Southern Md.'s Stuffed Ham Tradition Honored with Award

 A WJ Dent stuffed ham, ready for slicing.

A WJ Dent stuffed ham, ready for slicing.

We all cherish our holiday mealtime traditions, and one tradition in St. Mary’s County is being honored with a statewide award.

Stuffed ham is the self-proclaimed “Official County Food” by the St. Mary’s County Tourism organization. It’s a ham stuffed with greens, onions and spices, served cold on holidays and at church dinners, county festivals and fairs year-round.

This weekend, the stuffed-ham-making practice will be honored by Maryland Traditions, the Maryland State Arts Council’s folklife program.

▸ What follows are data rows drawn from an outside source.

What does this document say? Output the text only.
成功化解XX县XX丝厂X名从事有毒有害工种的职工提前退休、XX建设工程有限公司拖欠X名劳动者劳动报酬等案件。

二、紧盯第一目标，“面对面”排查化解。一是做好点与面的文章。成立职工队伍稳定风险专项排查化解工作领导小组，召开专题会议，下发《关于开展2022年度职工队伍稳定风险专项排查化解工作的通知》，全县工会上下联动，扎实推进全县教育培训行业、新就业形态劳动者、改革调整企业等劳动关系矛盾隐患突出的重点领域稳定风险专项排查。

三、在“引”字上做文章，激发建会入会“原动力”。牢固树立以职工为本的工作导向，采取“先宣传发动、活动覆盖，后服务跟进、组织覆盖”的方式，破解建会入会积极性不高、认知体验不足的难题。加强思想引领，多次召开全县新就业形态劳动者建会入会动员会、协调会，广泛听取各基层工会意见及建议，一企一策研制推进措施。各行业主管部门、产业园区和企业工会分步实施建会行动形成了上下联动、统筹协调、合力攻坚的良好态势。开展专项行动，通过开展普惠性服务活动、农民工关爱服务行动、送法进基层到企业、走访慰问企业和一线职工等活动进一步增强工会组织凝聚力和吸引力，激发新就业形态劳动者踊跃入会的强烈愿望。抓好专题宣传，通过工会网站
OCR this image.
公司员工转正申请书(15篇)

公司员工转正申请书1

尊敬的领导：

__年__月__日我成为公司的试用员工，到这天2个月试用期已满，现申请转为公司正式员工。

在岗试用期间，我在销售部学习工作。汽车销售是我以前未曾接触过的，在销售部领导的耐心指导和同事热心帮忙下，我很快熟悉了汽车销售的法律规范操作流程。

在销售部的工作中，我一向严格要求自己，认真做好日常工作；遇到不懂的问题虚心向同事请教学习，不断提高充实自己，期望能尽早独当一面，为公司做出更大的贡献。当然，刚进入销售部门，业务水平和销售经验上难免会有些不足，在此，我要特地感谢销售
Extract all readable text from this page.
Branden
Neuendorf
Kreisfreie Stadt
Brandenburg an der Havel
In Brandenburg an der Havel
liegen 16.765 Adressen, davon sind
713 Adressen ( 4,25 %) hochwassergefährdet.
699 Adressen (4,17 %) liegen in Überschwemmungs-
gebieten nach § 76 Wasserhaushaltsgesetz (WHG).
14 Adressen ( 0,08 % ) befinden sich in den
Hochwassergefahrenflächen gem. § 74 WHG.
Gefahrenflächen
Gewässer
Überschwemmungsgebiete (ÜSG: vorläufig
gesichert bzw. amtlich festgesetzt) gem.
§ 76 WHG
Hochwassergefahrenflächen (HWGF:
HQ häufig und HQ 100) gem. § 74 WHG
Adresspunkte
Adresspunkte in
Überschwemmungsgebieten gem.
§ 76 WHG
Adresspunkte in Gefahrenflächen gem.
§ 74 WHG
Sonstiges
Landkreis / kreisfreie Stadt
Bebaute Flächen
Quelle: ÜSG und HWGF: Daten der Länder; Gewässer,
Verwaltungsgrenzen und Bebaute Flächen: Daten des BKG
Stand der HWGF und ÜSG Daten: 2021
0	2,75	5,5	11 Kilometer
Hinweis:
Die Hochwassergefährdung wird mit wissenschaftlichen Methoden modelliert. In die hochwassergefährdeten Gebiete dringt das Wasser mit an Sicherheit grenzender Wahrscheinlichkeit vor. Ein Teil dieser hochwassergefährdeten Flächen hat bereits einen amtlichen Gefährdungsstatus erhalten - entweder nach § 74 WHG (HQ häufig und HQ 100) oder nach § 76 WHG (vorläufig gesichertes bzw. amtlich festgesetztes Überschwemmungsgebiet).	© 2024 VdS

WJ Dent & Sons, a deli in Tall Timbers, Maryland, that has been operating in different forms since 1927, will accept the honor.

 The southern Maryland stuffed ham tradition is supported by folks like, from left, Ray Raley, Matt Bowes, Samuel Pratt, Dan Raley, Carla Tomaszewski, Pat Bowes, and David Dent, pictured here at WJ Dent & Sons country store in Tall Timbers, St. Mary's County.  Photo: Edwin Remsberg Photographs

The southern Maryland stuffed ham tradition is supported by folks like, from left, Ray Raley, Matt Bowes, Samuel Pratt, Dan Raley, Carla Tomaszewski, Pat Bowes, and David Dent, pictured here at WJ Dent & Sons country store in Tall Timbers, St. Mary's County. Photo: Edwin Remsberg Photographs

There are different legends about how the stuffed ham was invented, but WJ Dent says it dates back to the early 17th century, where it is believed slaves working on local plantations created the recipe using the lesser cuts of the plantation owner’s butchered hog. Local lore says the slaves made the best of what they had by adding fresh vegetables from the garden, and boiling everything together in a cloth bag.

Making stuffed ham is a 16-hour, labor-intensive process that takes multiple cooks. First, the ham has to be cured, deboned, and trimmed of fat. Next, slits are cut in the ham, and an average ten pounds of stuffing are crammed inside. The ham is wrapped in cheesecloth, tied up with cord, and boiled— not baked. It’s finally cooled and sliced.

Maryland Traditions and the Maryland State Arts Council says this dish is so local, it varies based on which part of the county a particular ham came from:

“Locals can tell where a ham was prepared based on the proportions of the ingredients - more kale toward the northern county; more cabbage toward the southern.” 

The Maryland Traditions Heritage Awards are the evening of Saturday, December 1, on the campus of the University of Maryland, Baltimore County (UMBC) in Catonsville, Maryland. The ceremony will honor “stewards of our state’s living cultural traditions in a public ceremony and concert.”

Other local traditions being honored at the ceremony: The Sensational Royal Lights, a gospel quartet with roots in Dorchester County; and Curtis’ Coney Island Famous Weiners of Allegany County.

The evening will feature performances by the Sensational Royal Lights, as well as Meki’s Tamure, a Polynesian drumming and dance group based in Anne Arundel County. After the ceremony and concert, a lobby reception will feature St. Mary’s County bluegrass duo Cousins in Harmony.

The event is at 7:30 p.m., with doors opening at 7:00, at the Proscenium Theater in the Performing Arts and Humanities Building at UMBC. Reserve your free tickets through the UMBC box office.